The next task is to set the system time and configure the Pi to communicate with your router. The Pi 3 has built-in wireless capability (and Bluetooth). Icons for time and router config are in the upper right-hand part of your monitor. Once this has been done, go to System (top left of monitor), Administration, Time and Date and then set the Configuration field to 'Keep synchronized...'
At this point, you have a fully functional Raspberry Pi with a word processor, spreadsheet, web browser and other programs built in.
Now that your Pi has online access, it's time to download the WSPR program.
To download and install it, hit CTRL-ALT-T on your keyboard to open a terminal window and then enter the following:
sudo apt-get update
sudo apt-get dist-upgrade
sudo apt-get install git
git clone https://github.com/JamesP6000/WsprryPi.git
You will have to enter your password for the Pi and your user name and password for your GitHub account.
Time to get on the air!
Shut down the Pi and remove the power connector.

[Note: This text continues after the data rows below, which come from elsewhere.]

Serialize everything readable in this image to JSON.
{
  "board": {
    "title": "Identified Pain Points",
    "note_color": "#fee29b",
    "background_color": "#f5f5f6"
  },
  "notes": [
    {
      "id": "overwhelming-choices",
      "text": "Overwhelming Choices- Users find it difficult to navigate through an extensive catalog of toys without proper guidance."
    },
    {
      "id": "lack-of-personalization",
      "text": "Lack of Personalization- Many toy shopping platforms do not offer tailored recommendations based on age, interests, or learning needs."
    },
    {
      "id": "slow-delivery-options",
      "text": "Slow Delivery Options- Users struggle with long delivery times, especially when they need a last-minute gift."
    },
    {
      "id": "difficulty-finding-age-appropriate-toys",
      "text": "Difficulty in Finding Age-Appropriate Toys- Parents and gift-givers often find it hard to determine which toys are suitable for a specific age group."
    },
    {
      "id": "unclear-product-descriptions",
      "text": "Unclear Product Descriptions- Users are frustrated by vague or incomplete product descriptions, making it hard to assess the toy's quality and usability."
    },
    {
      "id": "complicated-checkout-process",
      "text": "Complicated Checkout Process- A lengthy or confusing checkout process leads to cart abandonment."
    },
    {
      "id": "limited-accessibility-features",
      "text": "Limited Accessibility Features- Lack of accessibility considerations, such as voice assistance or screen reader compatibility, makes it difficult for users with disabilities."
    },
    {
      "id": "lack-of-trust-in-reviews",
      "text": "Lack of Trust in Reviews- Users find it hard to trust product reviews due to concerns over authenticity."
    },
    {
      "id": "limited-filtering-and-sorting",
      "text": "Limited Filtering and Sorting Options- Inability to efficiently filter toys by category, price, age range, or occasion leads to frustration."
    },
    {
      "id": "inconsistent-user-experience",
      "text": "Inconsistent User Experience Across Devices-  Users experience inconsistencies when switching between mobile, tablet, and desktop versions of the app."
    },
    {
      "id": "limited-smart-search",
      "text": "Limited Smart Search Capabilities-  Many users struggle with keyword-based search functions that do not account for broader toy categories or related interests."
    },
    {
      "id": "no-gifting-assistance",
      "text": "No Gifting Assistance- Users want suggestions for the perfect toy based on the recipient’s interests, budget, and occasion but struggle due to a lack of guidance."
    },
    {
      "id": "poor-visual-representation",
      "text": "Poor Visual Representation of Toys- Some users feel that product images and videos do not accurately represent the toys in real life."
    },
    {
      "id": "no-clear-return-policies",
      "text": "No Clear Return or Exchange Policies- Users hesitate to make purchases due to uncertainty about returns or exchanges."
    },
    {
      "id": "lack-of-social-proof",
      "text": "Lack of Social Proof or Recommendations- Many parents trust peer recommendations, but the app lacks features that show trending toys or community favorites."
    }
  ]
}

Attach a 20m antenna to the TAPR WSPR shield. Labeling on the circuiboard indicates which terminal is for the ground braid and which for the center lead. I just cut an RG-58 BNC cable and attached the cut end to the board and the connector end to the feedline from my Yagi.
Now seat the TAPR shield onto the Pi and push it down firmly.
Power up the Pi, open a terminal window (CTRL-ALT-T) and type:
sudo ./wspr -r -o -s callsign gridsquare 20 20m
Use 6 digits for your gridsquare.
Enter your password if asked. WSPR transmissions will begin on the next even minute.
|Screenshot of WSPR program running in Pi terminal window|
If all is successful you should see your callsign spotted after several minutes on WSPRnet (make sure to select '20m' in the field just under the map).